- Policy rate maintained again
Of the more than GH¢16billion spent on some nine banks to protect depositors’ funds after they had their licences revoked by the regulator, a little over 8 percent has been recovered by the receiver, Governor of the central bank, Dr. Ernest Addison, has said.
Asked by the B&FT – at a press conference in Accra to announce the policy rate – how much has been recovered from the defunct banks, Dr. Addison said only GH¢1.4billion has so far been recovered from the collapsed banks’ assets – adding that this is unimpressive considering the amount involved.
“The receiver has been able to make some recoveries, but they are not as impressive as expected. The last time I checked, about GH¢1.4billion had been recovered; and we are looking at a loan portfolio of over GH¢16billion for those banks that were resolved. So, out of GH¢16billion if we have recovered just GH¢1.4billion; it tells you that there is a lot of work to be done.
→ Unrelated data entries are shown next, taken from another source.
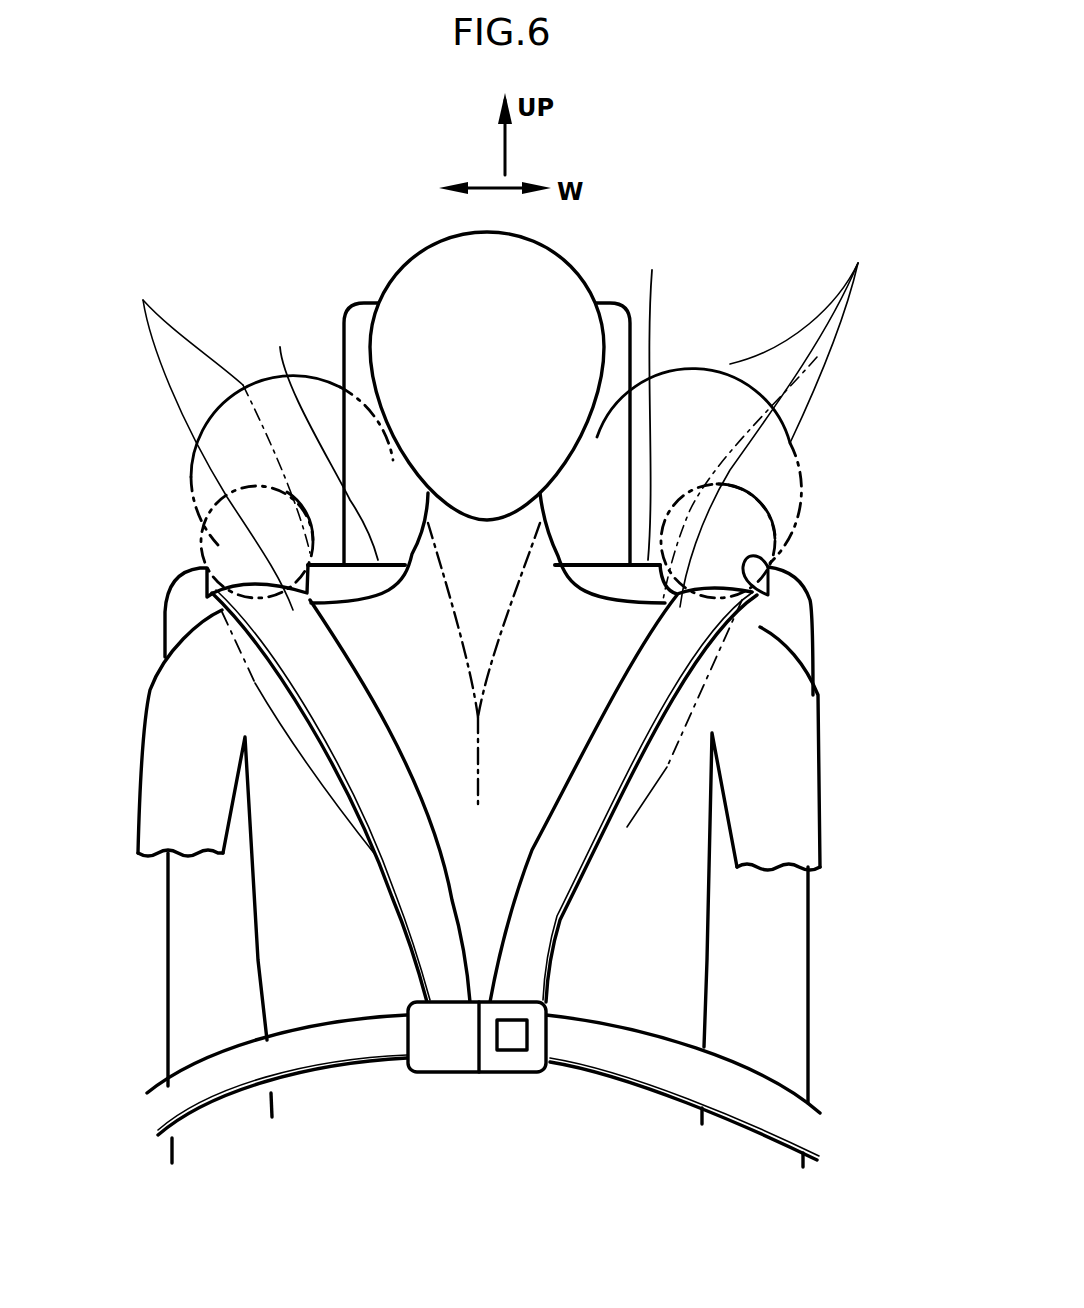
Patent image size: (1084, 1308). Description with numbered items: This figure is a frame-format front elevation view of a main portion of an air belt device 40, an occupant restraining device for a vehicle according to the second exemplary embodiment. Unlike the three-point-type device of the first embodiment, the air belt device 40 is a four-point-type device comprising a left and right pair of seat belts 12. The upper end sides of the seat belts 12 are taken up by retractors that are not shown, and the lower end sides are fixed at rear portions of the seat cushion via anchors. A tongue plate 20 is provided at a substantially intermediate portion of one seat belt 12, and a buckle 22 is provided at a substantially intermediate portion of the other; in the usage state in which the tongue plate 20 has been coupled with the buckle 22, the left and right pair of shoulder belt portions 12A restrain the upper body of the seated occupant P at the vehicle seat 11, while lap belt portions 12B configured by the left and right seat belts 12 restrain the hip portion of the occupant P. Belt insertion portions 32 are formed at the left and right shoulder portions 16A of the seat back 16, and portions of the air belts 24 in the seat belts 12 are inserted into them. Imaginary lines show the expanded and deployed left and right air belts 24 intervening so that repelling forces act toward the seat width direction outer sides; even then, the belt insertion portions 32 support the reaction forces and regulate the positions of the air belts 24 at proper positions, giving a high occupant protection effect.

The vehicle seat 11 is at (816, 648).
The seat belt 12 is at (390, 724).
The shoulder belt portion 12A is at (437, 863).
The lap belt portion 12B is at (320, 1040).
The seat back 16 is at (787, 1010).
The shoulder portion 16A is at (476, 397).
The tongue plate 20 is at (517, 1062).
The buckle 22 is at (445, 1050).
The air belt 24 is at (504, 422).
The belt insertion portion 32 is at (765, 556).
The air belt device 40 is at (814, 457).
The occupant P is at (823, 823).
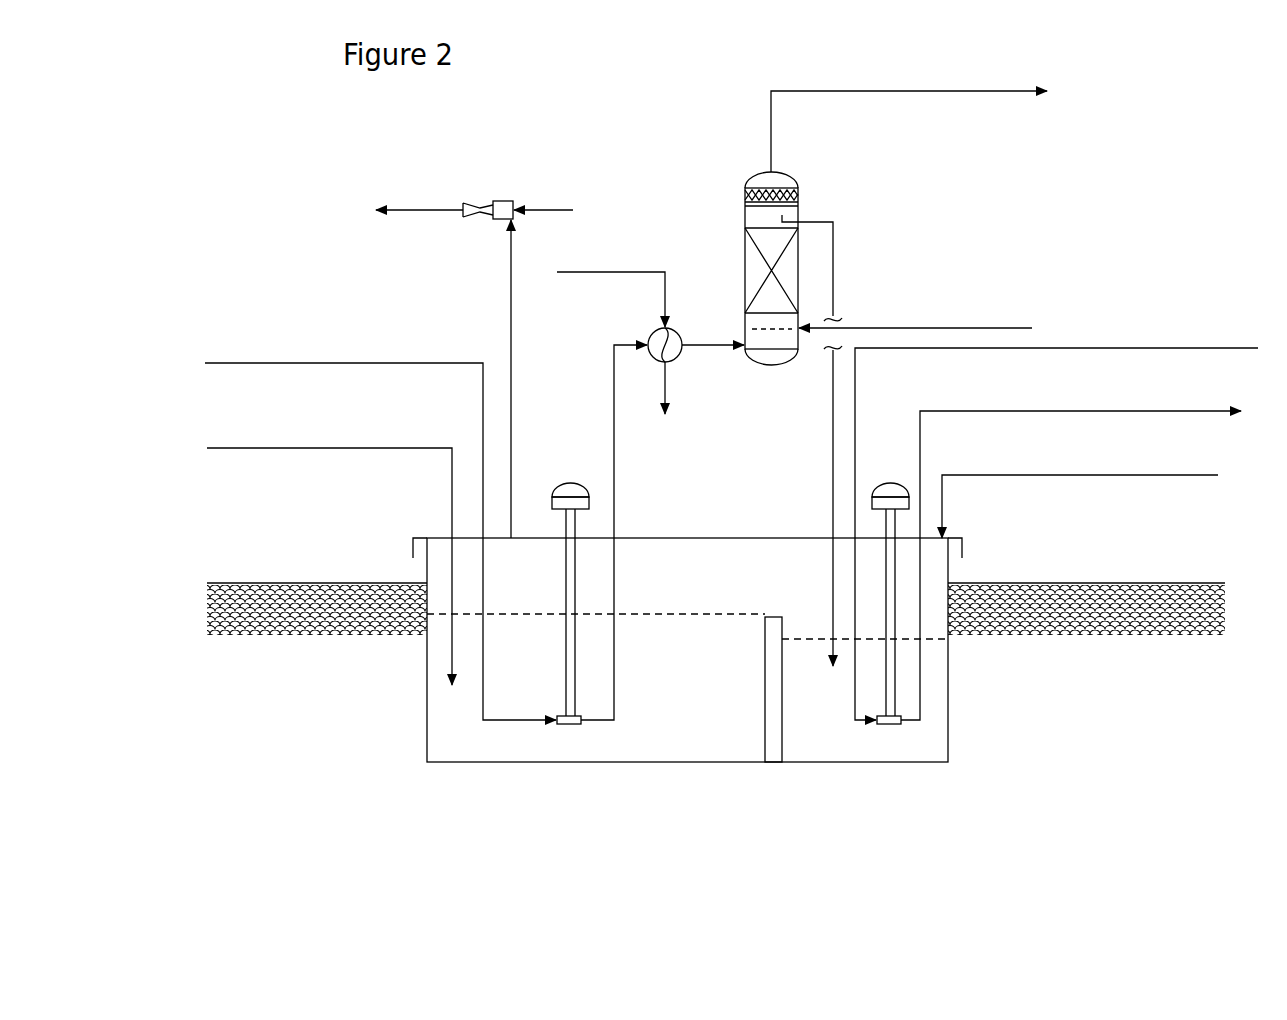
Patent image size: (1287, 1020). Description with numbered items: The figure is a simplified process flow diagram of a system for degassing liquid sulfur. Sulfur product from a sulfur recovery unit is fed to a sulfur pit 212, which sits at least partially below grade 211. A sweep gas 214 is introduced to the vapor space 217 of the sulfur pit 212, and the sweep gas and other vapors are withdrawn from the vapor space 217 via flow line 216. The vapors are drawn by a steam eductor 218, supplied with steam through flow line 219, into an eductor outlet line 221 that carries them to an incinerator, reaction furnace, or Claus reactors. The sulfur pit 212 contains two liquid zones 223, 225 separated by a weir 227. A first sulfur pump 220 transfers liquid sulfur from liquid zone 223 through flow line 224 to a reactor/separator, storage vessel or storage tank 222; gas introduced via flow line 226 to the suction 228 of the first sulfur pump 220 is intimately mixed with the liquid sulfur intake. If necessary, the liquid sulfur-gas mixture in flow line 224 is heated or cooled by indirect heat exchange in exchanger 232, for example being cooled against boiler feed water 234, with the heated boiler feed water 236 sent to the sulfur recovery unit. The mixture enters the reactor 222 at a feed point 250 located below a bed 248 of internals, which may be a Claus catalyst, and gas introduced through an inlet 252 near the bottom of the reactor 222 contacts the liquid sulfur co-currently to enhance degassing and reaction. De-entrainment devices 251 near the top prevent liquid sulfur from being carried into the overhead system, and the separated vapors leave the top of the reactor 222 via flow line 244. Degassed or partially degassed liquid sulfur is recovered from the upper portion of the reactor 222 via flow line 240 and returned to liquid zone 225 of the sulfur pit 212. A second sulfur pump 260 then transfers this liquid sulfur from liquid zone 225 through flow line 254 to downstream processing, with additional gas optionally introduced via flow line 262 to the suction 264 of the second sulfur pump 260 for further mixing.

The grade 211 is at (272, 582).
The sulfur pit 212 is at (427, 740).
The sweep gas 214 is at (297, 450).
The flow line 216 is at (512, 320).
The vapor space 217 is at (700, 592).
The steam eductor 218 is at (497, 200).
The flow line 219 is at (548, 214).
The first sulfur pump 220 is at (568, 483).
The eductor outlet line 221 is at (406, 213).
The reactor/separator, storage vessel or storage tank 222 is at (756, 180).
The liquid zone 223 is at (745, 729).
The flow line 224 is at (614, 416).
The liquid zone 225 is at (842, 744).
The flow line 226 is at (278, 362).
The weir 227 is at (768, 762).
The suction 228 is at (560, 724).
The exchanger 232 is at (655, 332).
The boiler feed water 234 is at (636, 272).
The heated boiler feed water 236 is at (668, 390).
The flow line 240 is at (840, 268).
The flow line 244 is at (986, 94).
The bed 248 is at (752, 262).
The feed point 250 is at (732, 341).
The de-entrainment devices 251 is at (802, 197).
The inlet 252 is at (975, 326).
The flow line 254 is at (1033, 414).
The second sulfur pump 260 is at (890, 483).
The flow line 262 is at (1170, 346).
The suction 264 is at (880, 724).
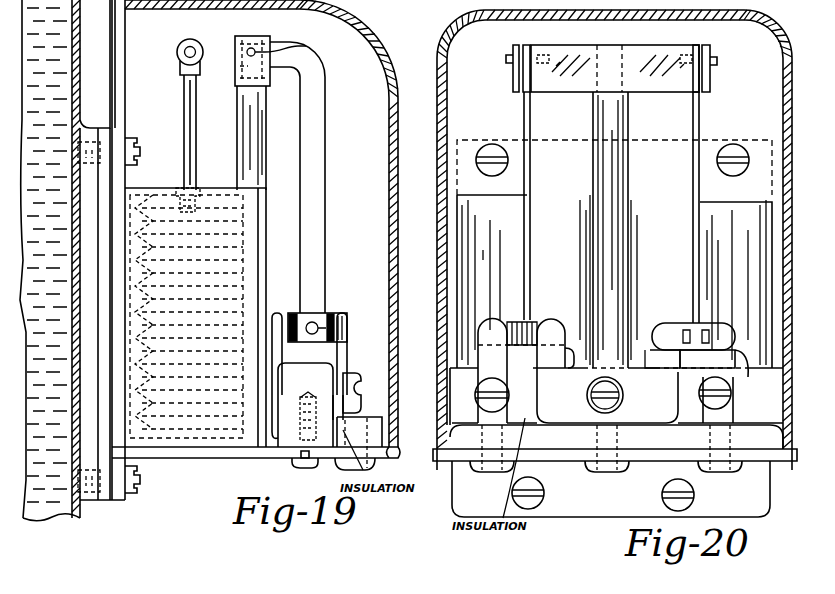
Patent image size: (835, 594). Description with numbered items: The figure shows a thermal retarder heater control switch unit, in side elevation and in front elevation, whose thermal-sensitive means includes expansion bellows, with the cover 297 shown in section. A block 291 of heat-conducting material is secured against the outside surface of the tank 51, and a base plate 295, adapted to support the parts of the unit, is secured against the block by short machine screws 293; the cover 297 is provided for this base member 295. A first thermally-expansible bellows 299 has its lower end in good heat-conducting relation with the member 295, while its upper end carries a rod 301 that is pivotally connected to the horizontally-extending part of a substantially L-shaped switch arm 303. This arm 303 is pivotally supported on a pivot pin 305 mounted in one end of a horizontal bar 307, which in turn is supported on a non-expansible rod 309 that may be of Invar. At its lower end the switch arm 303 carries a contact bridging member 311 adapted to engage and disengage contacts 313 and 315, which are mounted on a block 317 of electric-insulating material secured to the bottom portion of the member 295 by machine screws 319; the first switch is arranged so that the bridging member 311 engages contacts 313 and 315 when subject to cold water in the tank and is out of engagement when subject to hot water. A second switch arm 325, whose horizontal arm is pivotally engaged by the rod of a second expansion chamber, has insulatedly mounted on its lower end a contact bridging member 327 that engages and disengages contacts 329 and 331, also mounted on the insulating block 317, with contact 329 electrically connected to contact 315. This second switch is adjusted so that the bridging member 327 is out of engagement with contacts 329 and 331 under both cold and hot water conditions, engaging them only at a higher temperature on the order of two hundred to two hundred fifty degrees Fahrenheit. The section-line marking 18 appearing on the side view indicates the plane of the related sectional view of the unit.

In FIG. 19, the section line 18 is at (198, 120).
In FIG. 19, the tank 51 is at (66, 296).
In FIG. 19, the block 291 is at (90, 505).
In FIG. 19, the machine screws 293 is at (139, 157).
In FIG. 20, the machine screws 293 is at (485, 143).
In FIG. 19, the base plate 295 is at (127, 40).
In FIG. 19, the cover 297 is at (391, 47).
In FIG. 19, the first thermally-expansible bellows 299 is at (232, 255).
In FIG. 19, the rod 301 is at (184, 90).
In FIG. 19, the switch arm 303 is at (328, 160).
In FIG. 20, the switch arm 303 is at (524, 218).
In FIG. 19, the pivot pin 305 is at (298, 47).
In FIG. 20, the pivot pin 305 is at (506, 56).
In FIG. 19, the horizontal bar 307 is at (262, 30).
In FIG. 20, the horizontal bar 307 is at (644, 38).
In FIG. 19, the non-expansible rod 309 is at (268, 140).
In FIG. 20, the non-expansible rod 309 is at (628, 165).
In FIG. 19, the contact bridging member 311 is at (332, 316).
In FIG. 20, the contact bridging member 311 is at (506, 320).
In FIG. 19, the contact 313 is at (348, 346).
In FIG. 20, the contact 313 is at (480, 340).
In FIG. 20, the contact 315 is at (587, 395).
In FIG. 19, the block of electric-insulating material 317 is at (280, 455).
In FIG. 19, the machine screws 319 is at (300, 462).
In FIG. 20, the switch arm 325 is at (693, 215).
In FIG. 19, the contact bridging member 327 is at (292, 312).
In FIG. 20, the contact bridging member 327 is at (701, 330).
In FIG. 19, the contact 329 is at (305, 405).
In FIG. 20, the contact 329 is at (646, 343).
In FIG. 20, the contact 331 is at (735, 400).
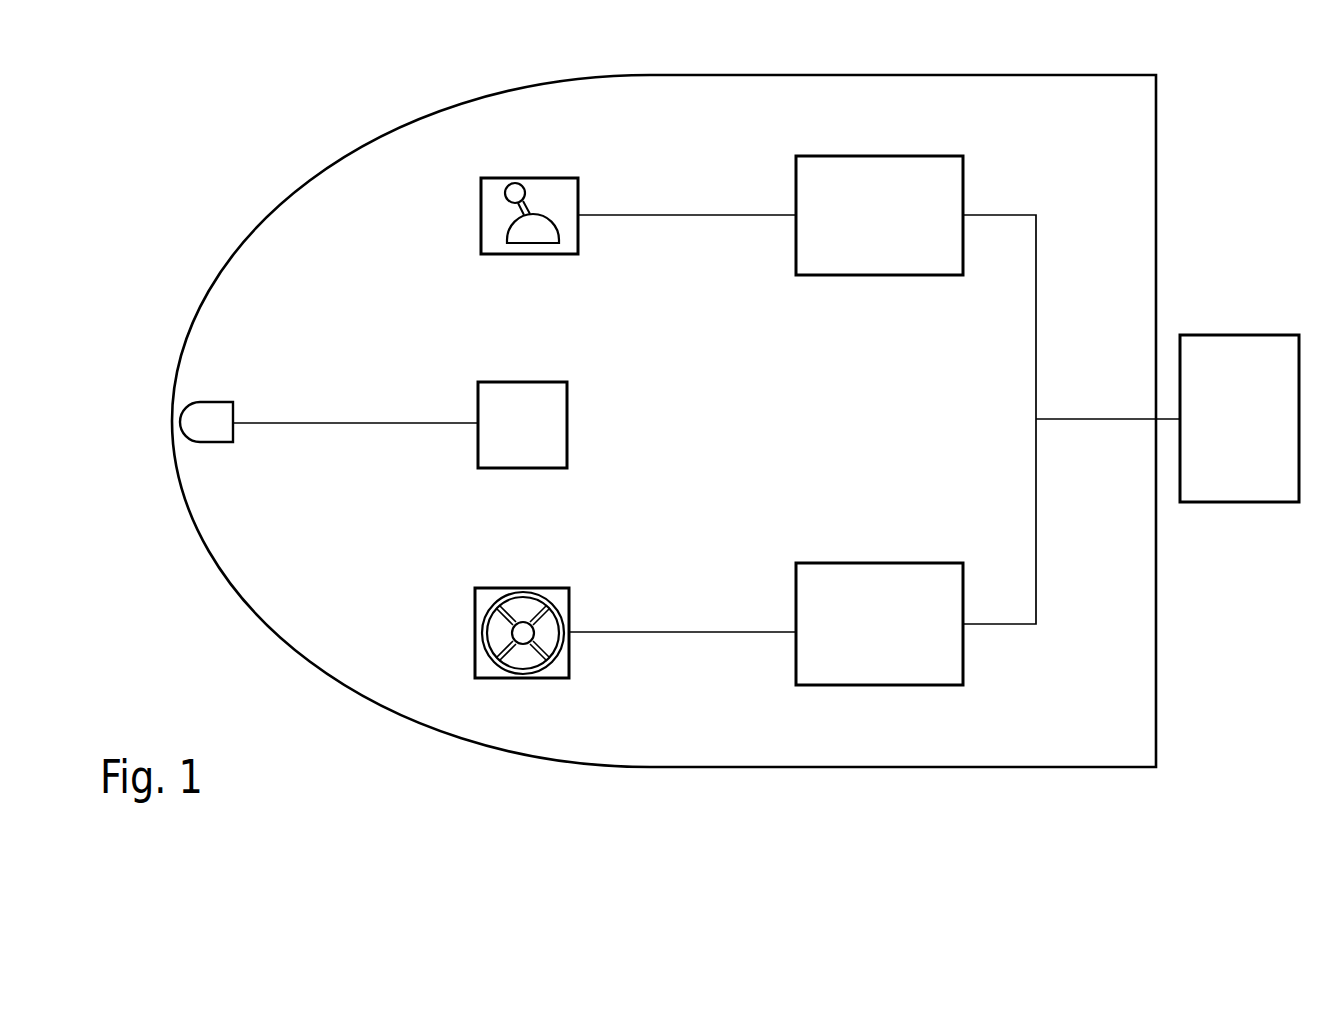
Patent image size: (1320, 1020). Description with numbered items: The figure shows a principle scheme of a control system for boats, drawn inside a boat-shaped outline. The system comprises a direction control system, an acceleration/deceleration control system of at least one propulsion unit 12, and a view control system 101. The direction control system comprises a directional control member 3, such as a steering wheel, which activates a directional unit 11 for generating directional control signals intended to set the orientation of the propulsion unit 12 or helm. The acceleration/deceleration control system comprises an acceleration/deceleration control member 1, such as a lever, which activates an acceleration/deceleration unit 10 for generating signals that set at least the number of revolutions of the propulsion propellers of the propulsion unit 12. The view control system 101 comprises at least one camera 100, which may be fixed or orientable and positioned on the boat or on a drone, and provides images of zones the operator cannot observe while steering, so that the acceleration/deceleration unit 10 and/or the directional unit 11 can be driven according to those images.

The acceleration/deceleration control member 1 is at (481, 200).
The directional control member 3 is at (483, 598).
The acceleration/deceleration unit 10 is at (900, 275).
The directional unit 11 is at (870, 563).
The propulsion unit 12 is at (1203, 482).
The camera 100 is at (218, 427).
The view control system 101 is at (540, 418).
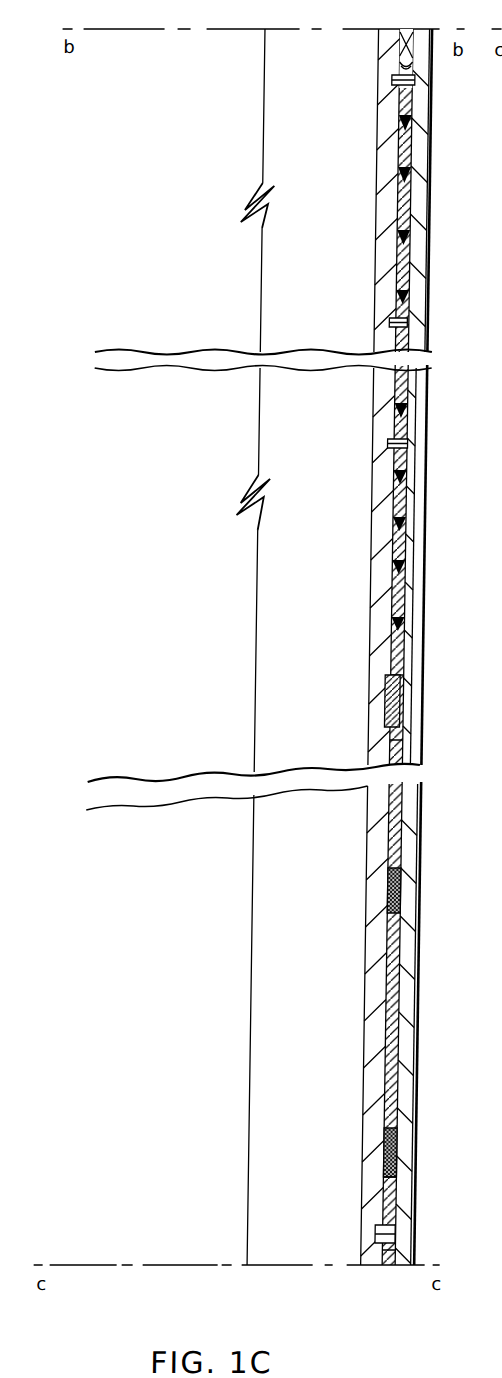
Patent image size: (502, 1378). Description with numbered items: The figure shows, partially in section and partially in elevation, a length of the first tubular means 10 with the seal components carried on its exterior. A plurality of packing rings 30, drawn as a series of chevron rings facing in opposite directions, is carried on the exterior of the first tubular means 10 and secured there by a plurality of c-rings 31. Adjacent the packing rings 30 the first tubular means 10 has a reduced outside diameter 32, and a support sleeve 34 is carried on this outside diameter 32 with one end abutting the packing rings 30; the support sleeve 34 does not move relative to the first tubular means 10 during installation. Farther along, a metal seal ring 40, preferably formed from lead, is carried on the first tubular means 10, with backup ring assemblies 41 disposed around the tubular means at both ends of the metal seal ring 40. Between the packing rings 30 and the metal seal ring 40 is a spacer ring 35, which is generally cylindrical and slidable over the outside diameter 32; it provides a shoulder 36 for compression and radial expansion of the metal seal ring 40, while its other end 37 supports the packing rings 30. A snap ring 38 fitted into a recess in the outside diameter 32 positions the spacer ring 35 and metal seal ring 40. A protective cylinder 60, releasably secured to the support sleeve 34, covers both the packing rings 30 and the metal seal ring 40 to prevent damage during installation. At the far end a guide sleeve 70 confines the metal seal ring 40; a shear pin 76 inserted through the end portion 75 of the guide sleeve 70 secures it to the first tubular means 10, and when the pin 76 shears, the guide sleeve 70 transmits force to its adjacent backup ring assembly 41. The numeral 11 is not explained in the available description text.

The first tubular means 10 is at (388, 1080).
The annular passage 11 is at (308, 540).
The packing rings 30 is at (413, 213).
The c-rings 31 is at (393, 83).
The outside diameter 32 is at (401, 128).
The support sleeve 34 is at (401, 56).
The spacer ring 35 is at (413, 750).
The shoulder 36 is at (401, 887).
The other end 37 is at (412, 677).
The snap ring 38 is at (395, 700).
The metal seal ring 40 is at (406, 990).
The backup ring assemblies 41 is at (424, 881).
The protective cylinder 60 is at (425, 478).
The guide sleeve 70 is at (410, 1258).
The end portion 75 is at (407, 1195).
The shear pin 76 is at (393, 1230).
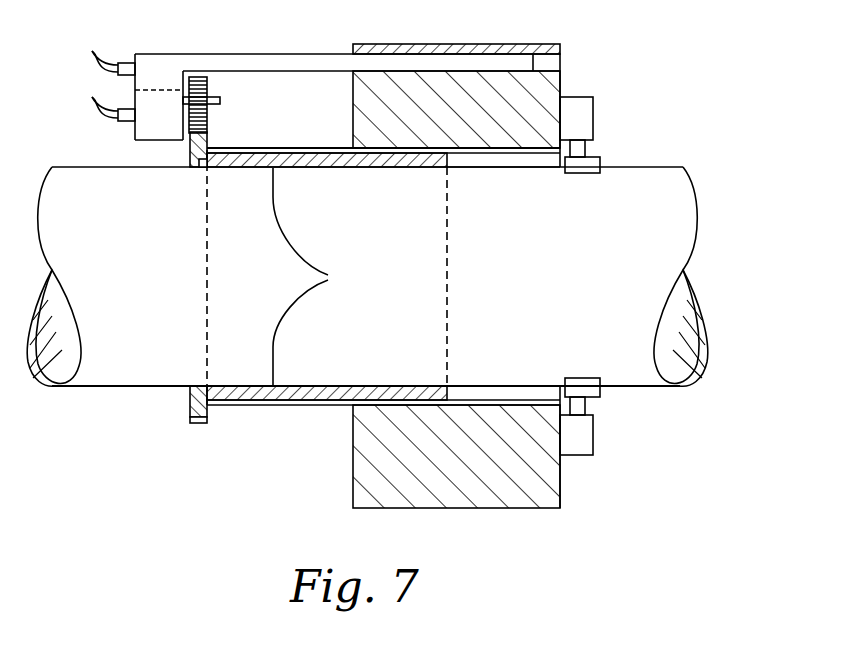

“We have seen in the papers that the receiver has auctioned cars and other properties of those banks – trying to find more money to meet some of the requirements of paying depositors’ funds. So yes, the effort is there; but the progress in terms of the amount of cedis that they are recovering is slow,” he said.
Policy rate maintained
The Monetary Policy committee (MPC) of the Bank of Ghana has, for the sixth consecutive time, maintained policy rate at 16 percent. The last time it was changed was a year ago, when it was cut by 100 basis points to the current rate. The Committee explained that even though the inflation outlook remains balanced it still has to be cautious, hence the decision to hold it.
“Overall, the economy presents fairly resilient and robust performance with regards to output growth and a strong trade and payments position. The economy is positioned firmly on the path of stability, with inflation forecasted to stay within the medium-term target band of 8±2 percent – barring any unanticipated shocks.
“Under these circumstances, the Committee viewed risks to the inflation and growth outlook as broadly balanced, and therefore decided to keep the Monetary Policy Rate unchanged at 16 percent while standing ready to take decisive policy actions when necessary to ensure that inflation remains within the target band,” Dr. Addison said.
The decision comes as no surprise at all, since prior to this announcement the IMF, Economist Intelligence Unit (EIU), Data Bank Research and some other analysts had all predicted the policy rate to be held: giving reasons such as protecting the interests of foreign investors holding local currency bonds; fiscal risks that exist due to the December general election; and the negative effect a cut may have on stability of the cedi – especially now that it has appreciated by 0.3 percent in January compared to a 2.6 depreciation in the same period last year.